The elderly lady stares unseeingly ahead, lying in her hospital bed in Pune’s leading private hospital. She knows she’s lucky to be in a room with an oxygenated bed, but she can’t help but wonder how many roommates she will continue to outstay in this heavily guarded COVID isolation wing.

A tangle of tubes imprison her to her bed, one for nourishment, one for antibiotics, one for oxygen and one that carries waste away. She is lucky to have dodged having a tube down her throat, too, to coax her lungs to open up.

The woman arrived in a haze of delirium, seeking treatment for an acute urinary tract infection. But she fell prey to the virus in the hospital itself. Her speech is impaired, her mind fuzzy. She keeps yanking at her tubes and at her mask. The medical staff have placed restraints on her wrists.

A white blob in a PPE suit approaches and the woman looks away, not recognizing her daughter. Having already battled COVID, the daughter has been allowed to check in on her mother, whose vitals are stable now. But she seems to be retreating into her head. The doctor needs to pull her back.

Right now the medical staff are losing both patients and hope. They are running low on energy, morale, oxygen supplies, lifesaving drugs, beds, staff, and even morgue space and crematoriums. 
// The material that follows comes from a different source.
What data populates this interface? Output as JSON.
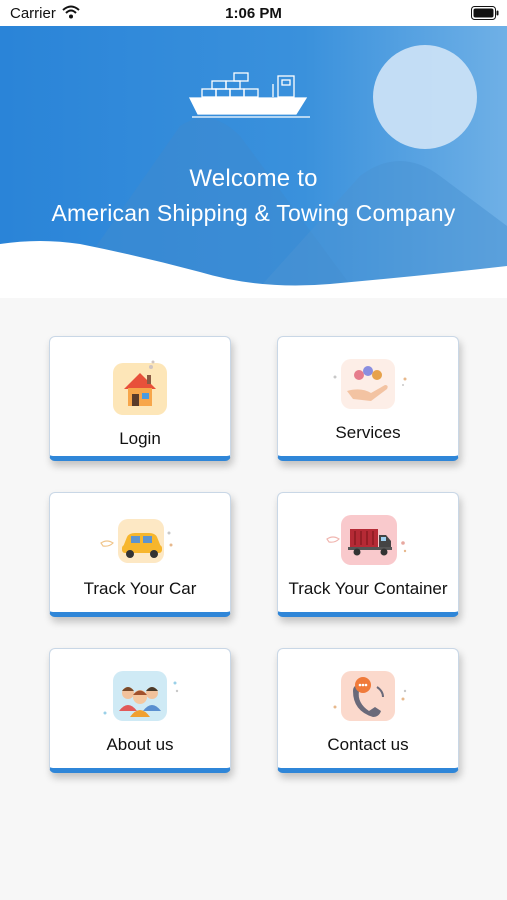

Fake Remdesivir vials have been making the rounds. Outside the hospital walls, a sea of humanity waits, hoping to score a bed. The ER’s security pushes people back. The queue outside the chest scan room and the MRI center spills all the way down into the belly of the hospital, and out the other side.

It is 10 p.m. and the city of Pune echoes with the wail of ambulance sirens. Every siren pushes the stress decibel up one notch.

Not far away, in the woman’s home, her daughter tries yet again to convince the 29-year-old domestic helper working for them to register for the vaccination. But the young woman is a victim of political chess and mass skepticism. She says she does not plan to go anywhere near a vaccine that is rumored, incorrectly, to cause infertility, pneumonia and stroke. She believes it won’t affect her if she stays indoors.

If her elected prime minister and party workers are holding election rallies around the country, her favourite cricketer is fearlessly playing, and the holy sadhus are congregating in thousands at the Kumbh pilgrimage, surely then COVID has got to be a hoax, she says.

Meanwhile, the nation is turning into one giant funeral pyre. The old woman in the hospital breathes heavily, her blood sugar spiking yet again.